Visions of the Deluge
A fundamental episode of human history in the Judeo-Christian tradition, the universal Deluge has never lost its faculty to fascinate. Paradigm of the end of time, mirror of the Last Judgement, a symbol of total destruction and at the same time a promise of revival, the biblical myth has given rise to countless commentaries but has also been the subject of many representations.
From the 16th Century onwards, the Deluge has constituted a favoured field of experimentations for artists, in which man is confronted by nature turned upside down. The exhibition invites visitors to discover five centuries of Deluge with more than a hundred images gathered from Europe’s leading museums, revealing the spectacular metamorphoses that this theme has undergone since the Renaissance.

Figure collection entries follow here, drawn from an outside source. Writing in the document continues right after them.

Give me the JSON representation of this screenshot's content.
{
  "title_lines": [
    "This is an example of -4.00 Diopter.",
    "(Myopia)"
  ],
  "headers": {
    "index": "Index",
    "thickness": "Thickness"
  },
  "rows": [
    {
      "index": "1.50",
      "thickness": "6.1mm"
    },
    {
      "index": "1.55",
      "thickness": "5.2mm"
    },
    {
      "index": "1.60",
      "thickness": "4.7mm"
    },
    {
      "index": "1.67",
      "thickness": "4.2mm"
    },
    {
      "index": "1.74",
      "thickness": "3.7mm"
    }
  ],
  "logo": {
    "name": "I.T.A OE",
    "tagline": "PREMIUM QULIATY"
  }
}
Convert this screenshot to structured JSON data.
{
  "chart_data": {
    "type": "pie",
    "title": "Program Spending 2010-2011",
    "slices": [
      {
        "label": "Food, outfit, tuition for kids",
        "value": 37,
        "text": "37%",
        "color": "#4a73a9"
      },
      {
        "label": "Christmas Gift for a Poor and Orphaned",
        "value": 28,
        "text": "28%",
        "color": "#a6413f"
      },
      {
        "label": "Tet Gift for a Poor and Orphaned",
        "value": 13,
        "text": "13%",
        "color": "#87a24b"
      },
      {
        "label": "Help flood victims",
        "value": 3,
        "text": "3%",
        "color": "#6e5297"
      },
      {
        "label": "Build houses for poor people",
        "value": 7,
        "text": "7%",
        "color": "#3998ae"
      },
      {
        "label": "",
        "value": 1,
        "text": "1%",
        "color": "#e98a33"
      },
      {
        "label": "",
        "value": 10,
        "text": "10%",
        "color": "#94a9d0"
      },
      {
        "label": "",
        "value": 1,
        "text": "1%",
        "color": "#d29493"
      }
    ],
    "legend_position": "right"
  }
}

Confronted with the difficulty of representing chaos, of suggesting the universal, artists have chosen to dwell on the beginnings of the catastrophe (the corruption of the antediluvians) or its consequences (the devastated earth), to describe salvation (Noah and his Ark) or the final moments of people condemned to perish in the flood, or else to show the cataclysm at its height. Crowd movements or family scenes, figure or landscape, pyramid or whirlwind, the Deluge can be adapted to every kind of aesthetic. From the 18th Century onwards, desacralisation of the world spread while tremendous scientific curiosity emerged; representations of the Deluge became more like those of the “revolutions of nature” (earthquakes, volcanic eruptions, tempests) arousing in those who contemplated them from afar the “delicious horror” of the sublime.
Works by Bill Viola and Paul Pfeiffer, as regards contemporary art, and by Pontormo, Abraham Bloemaert, Girodet, Jean-Baptiste Regnault, Géricault, Turner, John Martin, Charles Gleyre, Gustave Doré and many others, as regards the history of the theme from the Renaissance to the 21th Century, have been gathered here to interpret excess and the universal. Occupying the whole space of the museum, the exhibition explores the visual riches of this famous episode from Genesis, which simultaneously poses a number of artistic challenges and, in an era of major ecological catastrophes, continues to raise crucial questions today.
This exhibition, enhanced for its Lausanne station by numerous loans and in particular by a section with contemporary art installations, has been organised by the Réunion des Musées Nationaux, Paris, the Musée cantonal des Beaux-Arts, Lausanne and the Musée Magnin, Dijon.